This is a C++ library for reconstructing a 3D scene from a number of 2D images of the scene. Using the library, the 3D coordinates of points in the scene can be calculated as well as the position/orientation/intrinsics of each camera. It is assumed that a set of pixel correspondences has already been calculated (that is, we have pairs of pixels - one from each of two different images - that correspond to the same 3D point).
If there are enough 2D images of the same 3D scene then a set of pixel correspondences define a 3D reconstruction of the scene (the 'shape') and the position, orientation and intrinsics of each camera (the 'motion') up to a projective transofrmation. This library provides various methods of finding these and a convenient platform for developing new methods. It also provides methods of finding the projective transofrmation that leads to a Euclidean (zero skew) set of cameras.
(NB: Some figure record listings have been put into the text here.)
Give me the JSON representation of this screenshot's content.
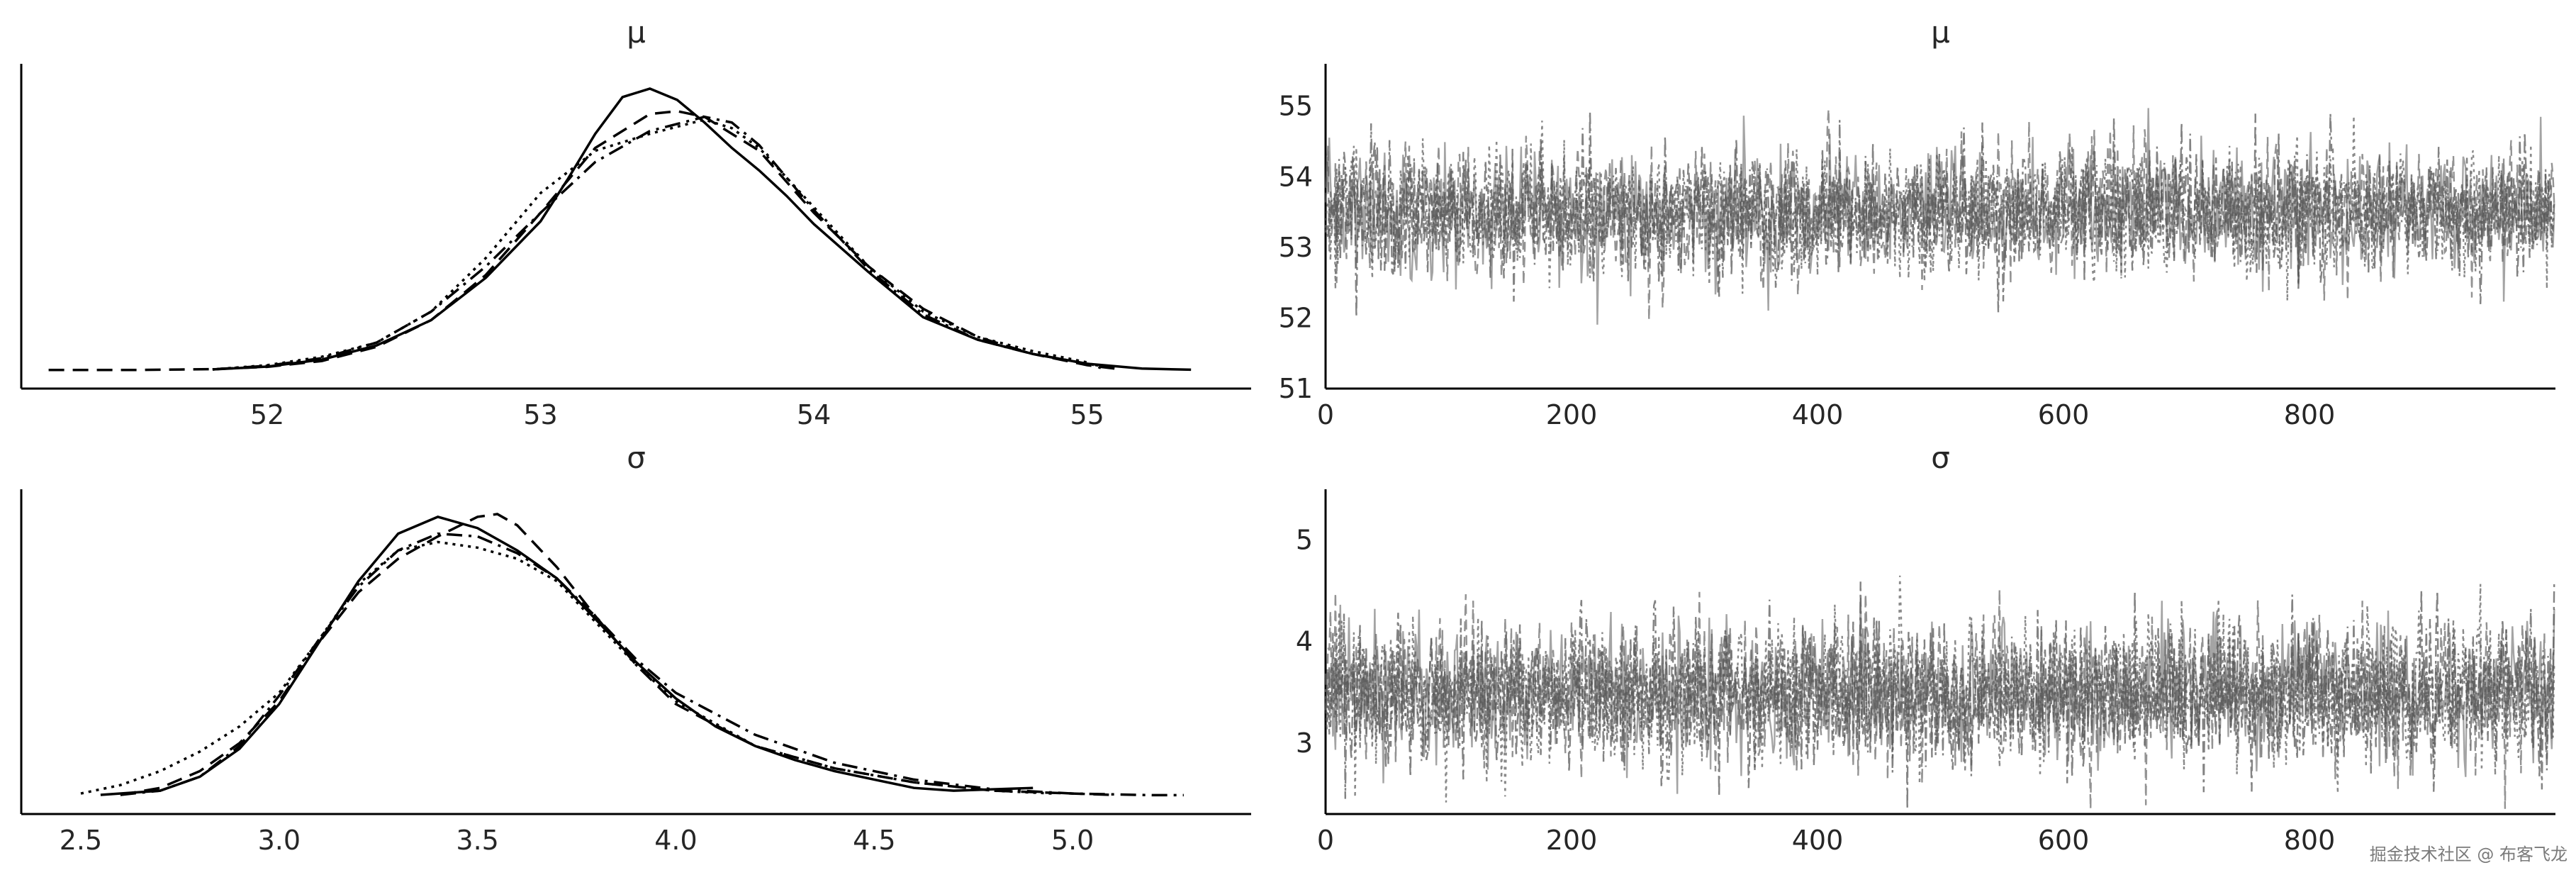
{
  "watermark": "掘金技术社区 @ 布客飞龙",
  "colors": {
    "kde_line": "#000000",
    "trace_line": "#595959",
    "text": "#262626"
  },
  "chart_data": [
    {
      "id": "mu-posterior",
      "type": "line",
      "title": "μ",
      "xlabel": "",
      "ylabel": "",
      "xlim": [
        51.1,
        55.6
      ],
      "xticks": [
        "52",
        "53",
        "54",
        "55"
      ],
      "show_y_axis_ticks": false,
      "grid": false,
      "series": [
        {
          "style": "solid",
          "x": [
            51.8,
            52.0,
            52.2,
            52.4,
            52.6,
            52.8,
            53.0,
            53.1,
            53.2,
            53.3,
            53.4,
            53.5,
            53.6,
            53.7,
            53.8,
            53.9,
            54.0,
            54.2,
            54.4,
            54.6,
            54.8,
            55.0,
            55.2,
            55.38
          ],
          "y": [
            0.005,
            0.015,
            0.04,
            0.09,
            0.18,
            0.33,
            0.53,
            0.68,
            0.84,
            0.97,
            1.0,
            0.96,
            0.88,
            0.79,
            0.71,
            0.62,
            0.52,
            0.35,
            0.19,
            0.11,
            0.06,
            0.025,
            0.008,
            0.004
          ]
        },
        {
          "style": "dashed",
          "x": [
            51.2,
            51.5,
            51.8,
            52.0,
            52.2,
            52.4,
            52.6,
            52.8,
            53.0,
            53.2,
            53.4,
            53.5,
            53.6,
            53.8,
            54.0,
            54.2,
            54.4,
            54.6,
            54.8,
            55.0,
            55.1
          ],
          "y": [
            0.003,
            0.003,
            0.006,
            0.014,
            0.035,
            0.085,
            0.18,
            0.34,
            0.56,
            0.79,
            0.91,
            0.92,
            0.9,
            0.78,
            0.56,
            0.37,
            0.22,
            0.12,
            0.06,
            0.02,
            0.008
          ]
        },
        {
          "style": "dotted",
          "x": [
            51.8,
            52.0,
            52.2,
            52.4,
            52.6,
            52.8,
            53.0,
            53.2,
            53.4,
            53.6,
            53.7,
            53.8,
            54.0,
            54.2,
            54.4,
            54.6,
            54.8,
            55.0,
            55.05
          ],
          "y": [
            0.005,
            0.02,
            0.05,
            0.1,
            0.21,
            0.4,
            0.63,
            0.78,
            0.84,
            0.89,
            0.86,
            0.79,
            0.58,
            0.37,
            0.21,
            0.12,
            0.07,
            0.03,
            0.01
          ]
        },
        {
          "style": "dashdot",
          "x": [
            51.8,
            52.0,
            52.2,
            52.4,
            52.6,
            52.8,
            53.0,
            53.2,
            53.4,
            53.6,
            53.7,
            53.8,
            54.0,
            54.2,
            54.4,
            54.6,
            54.8,
            55.0,
            55.1
          ],
          "y": [
            0.005,
            0.018,
            0.045,
            0.1,
            0.21,
            0.37,
            0.56,
            0.74,
            0.85,
            0.9,
            0.88,
            0.8,
            0.57,
            0.36,
            0.2,
            0.11,
            0.06,
            0.025,
            0.01
          ]
        }
      ]
    },
    {
      "id": "mu-trace",
      "type": "line",
      "title": "μ",
      "xlabel": "",
      "ylabel": "",
      "xlim": [
        0,
        1000
      ],
      "ylim": [
        51.0,
        55.6
      ],
      "xticks": [
        "0",
        "200",
        "400",
        "600",
        "800"
      ],
      "yticks": [
        "51",
        "52",
        "53",
        "54",
        "55"
      ],
      "draws": 1000,
      "chains": 4,
      "center": 53.5,
      "spread": 0.45,
      "grid": false
    },
    {
      "id": "sigma-posterior",
      "type": "line",
      "title": "σ",
      "xlabel": "",
      "ylabel": "",
      "xlim": [
        2.35,
        5.45
      ],
      "xticks": [
        "2.5",
        "3.0",
        "3.5",
        "4.0",
        "4.5",
        "5.0"
      ],
      "show_y_axis_ticks": false,
      "grid": false,
      "series": [
        {
          "style": "solid",
          "x": [
            2.55,
            2.7,
            2.8,
            2.9,
            3.0,
            3.1,
            3.2,
            3.3,
            3.4,
            3.5,
            3.6,
            3.7,
            3.8,
            3.9,
            4.0,
            4.1,
            4.2,
            4.3,
            4.4,
            4.5,
            4.6,
            4.7,
            4.8,
            4.9
          ],
          "y": [
            0.005,
            0.02,
            0.07,
            0.17,
            0.33,
            0.55,
            0.77,
            0.94,
            1.0,
            0.96,
            0.88,
            0.78,
            0.63,
            0.48,
            0.35,
            0.25,
            0.18,
            0.13,
            0.09,
            0.06,
            0.03,
            0.02,
            0.025,
            0.03
          ]
        },
        {
          "style": "dashed",
          "x": [
            2.6,
            2.7,
            2.8,
            2.9,
            3.0,
            3.1,
            3.2,
            3.3,
            3.4,
            3.5,
            3.55,
            3.6,
            3.7,
            3.8,
            3.9,
            4.0,
            4.2,
            4.4,
            4.6,
            4.8,
            5.0,
            5.1
          ],
          "y": [
            0.005,
            0.03,
            0.09,
            0.19,
            0.34,
            0.55,
            0.73,
            0.85,
            0.93,
            1.0,
            1.01,
            0.97,
            0.82,
            0.64,
            0.47,
            0.33,
            0.18,
            0.1,
            0.05,
            0.02,
            0.01,
            0.005
          ]
        },
        {
          "style": "dotted",
          "x": [
            2.5,
            2.6,
            2.7,
            2.8,
            2.9,
            3.0,
            3.1,
            3.2,
            3.3,
            3.4,
            3.5,
            3.6,
            3.7,
            3.8,
            3.9,
            4.0,
            4.2,
            4.4,
            4.6,
            4.8,
            4.95
          ],
          "y": [
            0.01,
            0.04,
            0.09,
            0.16,
            0.25,
            0.37,
            0.56,
            0.76,
            0.88,
            0.91,
            0.89,
            0.85,
            0.77,
            0.62,
            0.47,
            0.34,
            0.18,
            0.1,
            0.05,
            0.02,
            0.01
          ]
        },
        {
          "style": "dashdot",
          "x": [
            2.6,
            2.7,
            2.8,
            2.9,
            3.0,
            3.1,
            3.2,
            3.3,
            3.4,
            3.5,
            3.6,
            3.7,
            3.8,
            3.9,
            4.0,
            4.2,
            4.4,
            4.6,
            4.8,
            5.0,
            5.2,
            5.28
          ],
          "y": [
            0.005,
            0.02,
            0.07,
            0.18,
            0.36,
            0.56,
            0.75,
            0.88,
            0.94,
            0.93,
            0.87,
            0.78,
            0.64,
            0.49,
            0.37,
            0.22,
            0.12,
            0.06,
            0.025,
            0.01,
            0.004,
            0.004
          ]
        }
      ]
    },
    {
      "id": "sigma-trace",
      "type": "line",
      "title": "σ",
      "xlabel": "",
      "ylabel": "",
      "xlim": [
        0,
        1000
      ],
      "ylim": [
        2.3,
        5.5
      ],
      "xticks": [
        "0",
        "200",
        "400",
        "600",
        "800"
      ],
      "yticks": [
        "3",
        "4",
        "5"
      ],
      "draws": 1000,
      "chains": 4,
      "center": 3.5,
      "spread": 0.35,
      "grid": false
    }
  ]
}
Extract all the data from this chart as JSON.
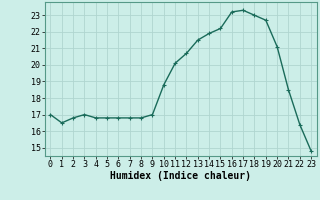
{
  "xlabel": "Humidex (Indice chaleur)",
  "x": [
    0,
    1,
    2,
    3,
    4,
    5,
    6,
    7,
    8,
    9,
    10,
    11,
    12,
    13,
    14,
    15,
    16,
    17,
    18,
    19,
    20,
    21,
    22,
    23
  ],
  "y": [
    17.0,
    16.5,
    16.8,
    17.0,
    16.8,
    16.8,
    16.8,
    16.8,
    16.8,
    17.0,
    18.8,
    20.1,
    20.7,
    21.5,
    21.9,
    22.2,
    23.2,
    23.3,
    23.0,
    22.7,
    21.1,
    18.5,
    16.4,
    14.8
  ],
  "line_color": "#1a6b5a",
  "marker": "+",
  "marker_size": 3,
  "bg_color": "#cceee8",
  "grid_color": "#b0d5d0",
  "ylim": [
    14.5,
    23.8
  ],
  "yticks": [
    15,
    16,
    17,
    18,
    19,
    20,
    21,
    22,
    23
  ],
  "xlim": [
    -0.5,
    23.5
  ],
  "linewidth": 1.0,
  "tick_fontsize": 6,
  "label_fontsize": 7,
  "font_family": "monospace"
}
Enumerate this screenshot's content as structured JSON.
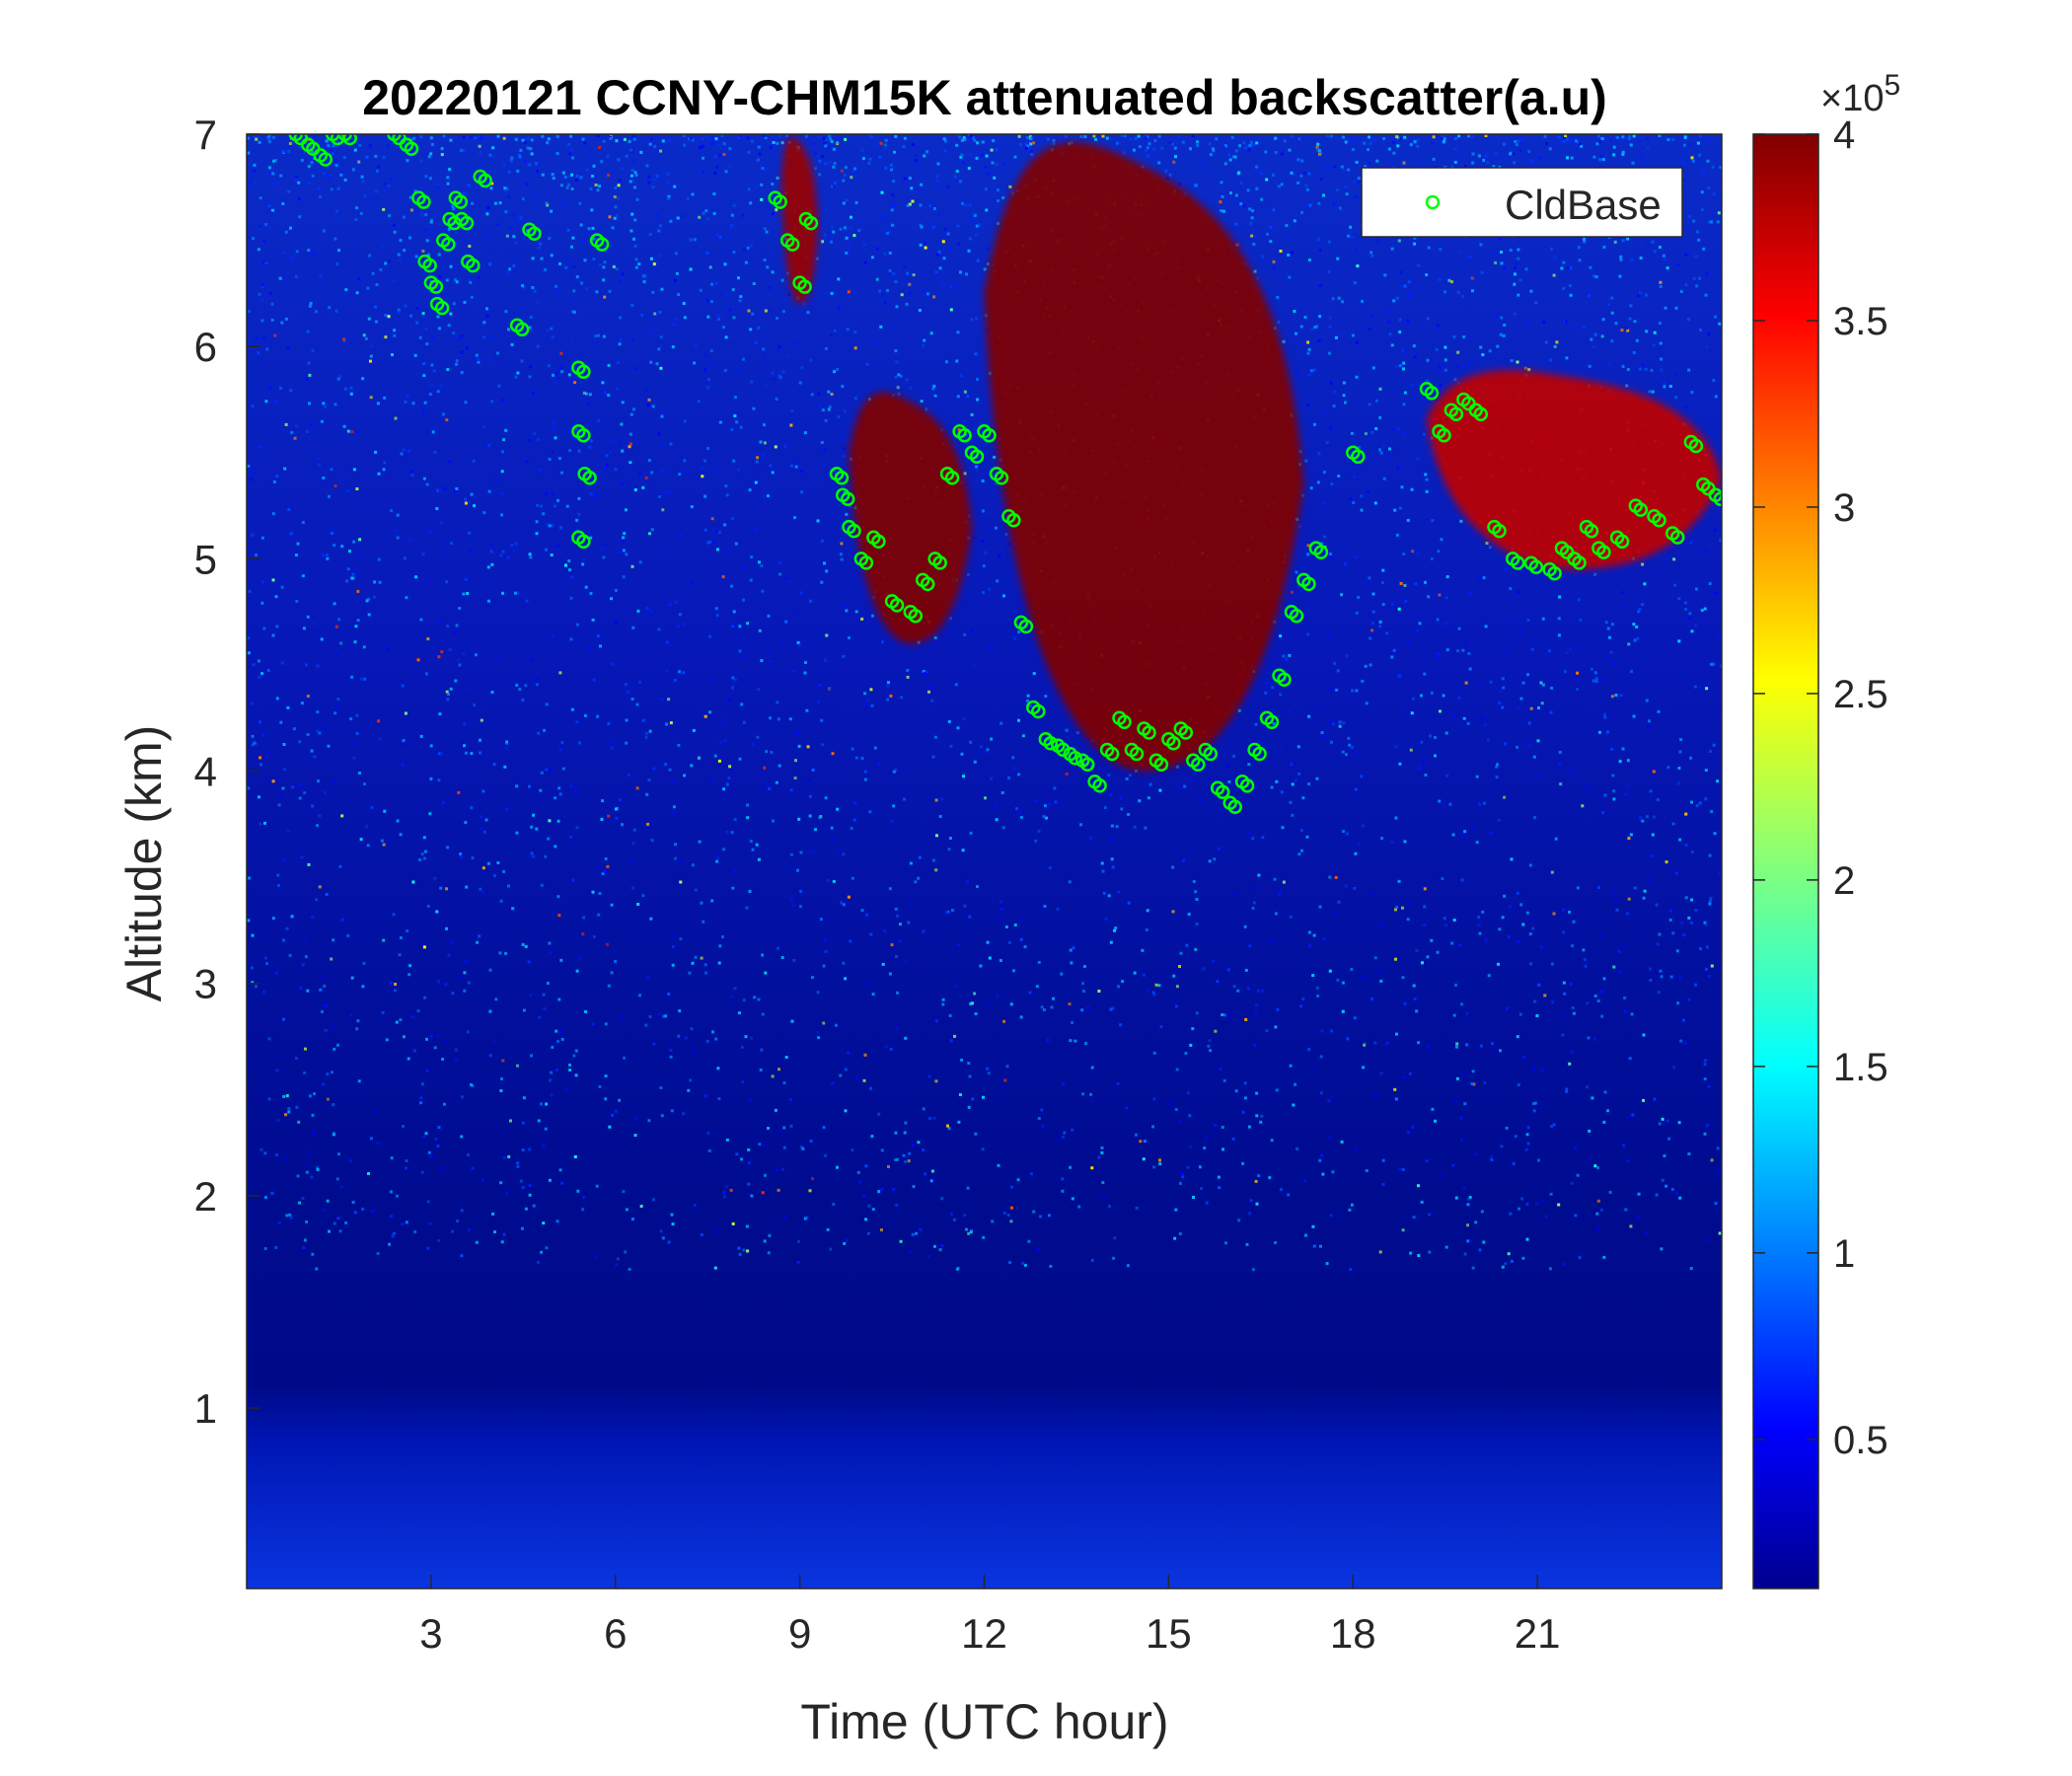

API documentation can be found here.
The code is pretty much working at the moment but isn't finished, I'll be tidying it up, tesing it, adding more documentation and more functionality over the next few weeks
Quick mathematical background
For the mathematically minded, the problem can be expressed most succinctly in terms of three matrices: The 'shape matrix', the 'motion matrix' and the 'measurement matrix'. The shape matrix represents the 3D coordinates of the points in the scene in a 4xN matrix whose columns are of the form (x_n,y_n,z_n,1)^T, where N is the number of 3D points. The motion matrix consists of the camera projection matrices of each view placed one on top of the other in a 3Mx4 matrix, where M is the number of views. The measurement matrix is a representation of the pixel correspondences in a 3MxN matrix where each column represents to the correspondences of one 3D point, with the 2D pixel coordinates of each view placed one on top of the other. The pixel coordinates are of the form s(x,y,1)^T where s is a scalar called the 'projective depth'.
In this form, these matrices have the simple relationship:
E = P * S
E = measurement matrix
P = motion matrix
S = shape matrix
The difficulty is that we don't know P, S or the projective depths of E. However, because P and S have only 4 columns/rows respectively, we know that E must be a rank 4 matrix, and this is often enough to give a unique solution.up to a projective transformation.
Overview of methodology
- Use the Measurement Matrix to find minimum Spanning Tree of views and create Fundamental Matrices for branches of the tree. Use Martinec Pajda's SVD method to approximate the Motion Matrix.
- Use the Motion Matrix from step 1 to fill in occlusions in the Measurement Matrix. Perform standard SVD on the Measurement Matrix to get the second level approximation of the Motion Matrix. 2b. Euclidean Lift the Motion Matrix.
- Use Levenberg-Marquardt to minimise the Reprojection Error which gives the final Motion Matrix.
- Use KR Decomposition to recover Intrinsics and Extrinsics.
- Fill the Measurement Matrix (e.g. with the
CorrespenceSetclass, the first set of indices are for cameras, whilst remaining indices are projectors).
MotionMatrix::svd_solve(const MeasurementMatrix &)to gain the first level approximation by minimising the Frobenius Norm. This step performs 4 things (as described here). This stage gives you a solution with an arbitrary projective transformation.
MotionMatrix::diac_euclidean_lift(int N), where N is the number of views which are cameras (i.e. not projectors), this transforms our matrices in the Motion Matrix into Euclidean transforms. Optionally this can also be performed with
MotionMatrix::diac_euclidean_lift(int N, ImageTransform<F> &)where we input F known intrinsics (i.e. for F cameras).
- Perform Bundle Adjustment using
MotionMatrix::bundle_adjust(int f, const MeasurementMatrix &), this is a levmar fit to minimise Reprojection Error where f is the number of cameras. N.B. code also available to perform this stage with known intrinsics.
- (Optional) To create a 3D scan, create a
ShapeMatrix::solve(MeasurementMatrix &, MotionMatrix &).
MotionMatrix::KR_decompose(ImageTransform<V>& K, ImageTransform<V>& R)to get Intrinsics (
K) and Extrinsics (
Vis view count, and use
MotionMatrix::T(i)to get the translation in projection space, use
K.view(i).inverse() * R.view(i).inverse() * MotionMatrix::T(i)to recover the world translation of the view.
Implement RANSAC into FundamentalMatrix class which will solve against subsets of the MeasurementMatrix, and then mask the MeasurementMatrix (by deletion of datapoints) for further calculation downstream.
RANSAC is best performed on step 1 (Fundamental Matrix) of here. Svoboda et al (A Convenient Multi-Camera Self-Calibration for Virtual Environment) also perform this on the other steps
Better sparse matrix methods
With large datasets, we should be selecting a good subset to work with which is an involved process. A strategy would need to be made to find the best way of summarising the data without losing important features.
Use the sparse matrix in the bundle adjustment
Currently we're filling occlusions before this stage by simulating the 3d points.
Since we template against number of views, we could create version of the classes for 3-10 views for example (3 views is the minimum requirement).